Cross (Mudlark Theatre)
Thursday August 6th, Peacock Theatre, Hobart
Also touring 7 regional locations with Tasmania Performs
The perils of reviewing are numerous. Infinite, even. A reviewer can misinterpret. Mis-describe. Misjudge. Misrepresent. Miss the point. Or, any number of other sins. But one that concerns me particularly in this instance is the fact that sometimes the most wonderful thing that can happen to you as an audience member is to be completely taken by surprise. I mean completely. And a reviewer can obliterate the chances of this happening. Already, by mentioning this issue, I am influencing audience expectations – just as Cross’s publicity information does by calling it a ‘new Australian story with some unexpected twists’. Well, already you’re expecting the twists, because they told you to. You just don’t know what they are yet. And you won’t find out from me, either. You should go and see the show. And if it’s already passed your town by the time you read this, then you’d better hope someone invites Mudlark to tour this show again sometime, because I’m sorry you missed it; it really is worth seeing.
I won’t make any more fuss about what took me by surprise in this show – the ‘twist’ was only one element of a satisfying show, and I don’t want that element to overshadow anything else. But let me just say that the integrity of the production as a whole was such that I spontaneously felt a powerful, emotional, and even physiological response to a particular and unexpected turning point in the narrative, and I immediately wished I could go back and experience it again (which, of course, is, by definition, impossible). That the show stimulated such a response is a credit not only to the writing, the direction, and the performance of Cross, but also to each of the technical elements (design, soundscape) which contribute to the development of the narrative, allowing this one moment to be so strong.

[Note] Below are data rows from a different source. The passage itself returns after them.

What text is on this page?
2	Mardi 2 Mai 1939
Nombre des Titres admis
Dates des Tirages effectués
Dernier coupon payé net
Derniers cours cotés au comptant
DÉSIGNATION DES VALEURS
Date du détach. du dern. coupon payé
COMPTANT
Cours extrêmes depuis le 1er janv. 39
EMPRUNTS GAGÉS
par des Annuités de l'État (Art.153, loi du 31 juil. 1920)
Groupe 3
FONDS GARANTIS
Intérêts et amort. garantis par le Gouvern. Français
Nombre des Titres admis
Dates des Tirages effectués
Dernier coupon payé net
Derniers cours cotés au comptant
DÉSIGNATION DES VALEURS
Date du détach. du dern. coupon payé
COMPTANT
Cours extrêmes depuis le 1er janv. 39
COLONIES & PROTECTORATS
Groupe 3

Cross is the latest production by Mudlark Theatre, a young, Launceston-based company, and it exemplifies their commitment to producing contemporary Australian theatre and making it available to regional audiences. The new script by Stephanie Briarwood is affecting, entertaining, rich, and despite being a little raw (it could still benefit from some tightening and editing), it forms a solid basis upon which Carrie McLean builds a very engaging night in the theatre. Cross is the story of a sisterly road trip: Regina, on a funded project to photograph roadside memorials, is accompanied by her younger sister Erica – a puppeteer with an unsquashable vigor and a determination to force Regina to confront her past. It is also a story of grief, and of how we learn to live with loss.

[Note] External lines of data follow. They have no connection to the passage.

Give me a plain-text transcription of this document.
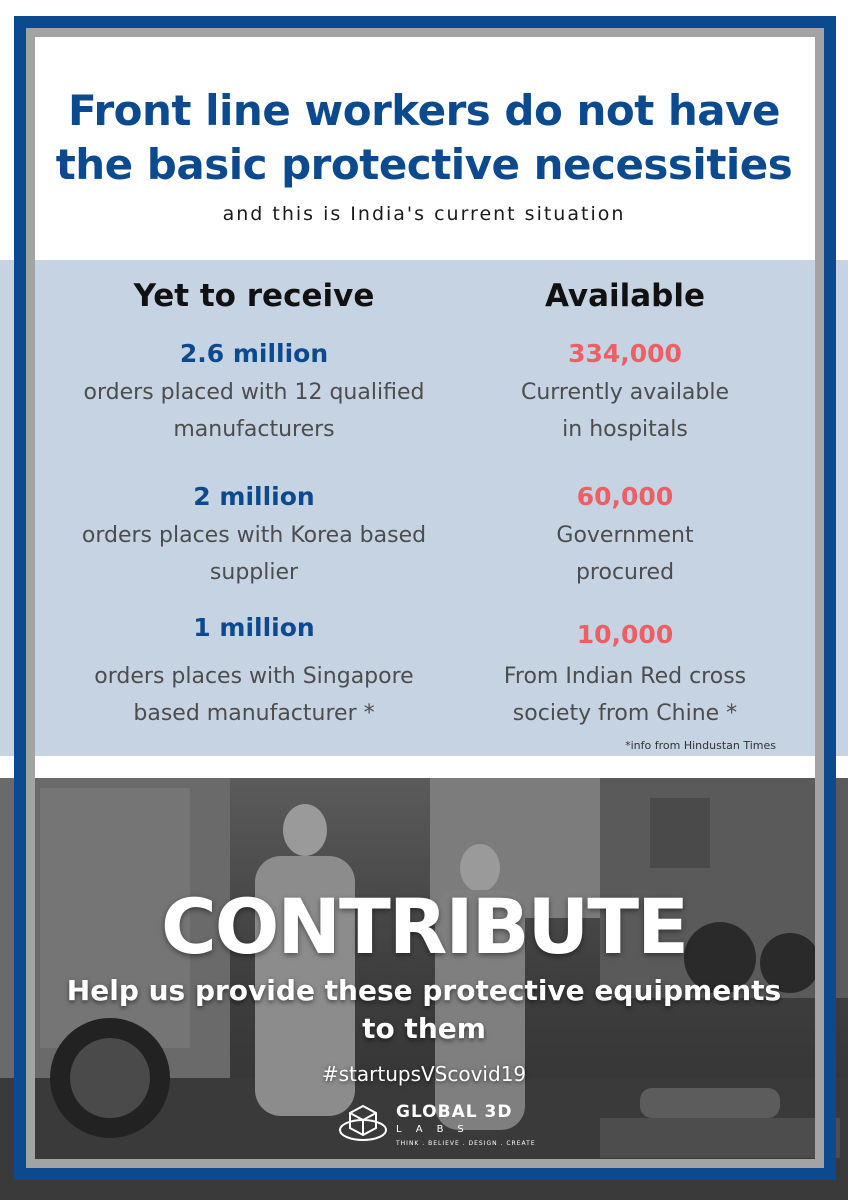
Front line workers do not have
the basic protective necessities
and this is India's current situation
Yet to receive
2.6 million
orders placed with 12 qualified
manufacturers
2 million
orders places with Korea based
supplier
1 million
orders places with Singapore
based manufacturer *
Available
334,000
Currently available
in hospitals
60,000
Government
procured
10,000
From Indian Red cross
society from Chine *
*info from Hindustan Times
CONTRIBUTE
Help us provide these protective equipments
to them
#startupsVScovid19
GLOBAL 3D
LABS
THINK . BELIEVE . DESIGN . CREATE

Mudlark’s production augments Briarwood’s text with an efficient, versatile, and equally rich technical ‘performance’ (although the puppetry element is under-utilised). The lighting is complex and suggestive but never intrusive, the soundscape evocative and effective, and the car unassuming and yet dominant at the same time. The car – neatly packed with props and objects which always seem to pop out of the right place at the right moment -- fluctuates between literal and symbolic representation. One moment it is a vehicle on a highway; the next it becomes a memory of the sisters’ childhood; and the next it transforms into a cabaret theatre. This reflects the show’s ability to blend the poetic and the literal.
Both technical and textual elements support two strong performances from Jane Johnson and Emma Hardy. The sisters have a familial history that is almost tangible and, although sometimes the script encourages uncomfortably self-conscious attempts to construct and illustrate this history, for the most part the sibling relationship is easy and convincing. Johnson is particularly watchable as Regina, and her final monologue is filled with a gentle, uncomplicated compassion which elicits the same in her audience. Hardy, a more recent theatre graduate, is a little more uneven (and perhaps some of her monologues needed more refined directorial attention), but the two have an appealing energy together on stage, and it is a pleasure to join Reg and Erica on their journey.
This is a production of consummate theatricality – not a perfect show, but one which takes risks, exploits the opportunities offered by the medium, and rewards audiences for their time in the theatre. A wonderful antidote to the horrific and frightening trends towards reality television and non-narrative entertainment. I look forward to more of Mudlark’s offerings in the future.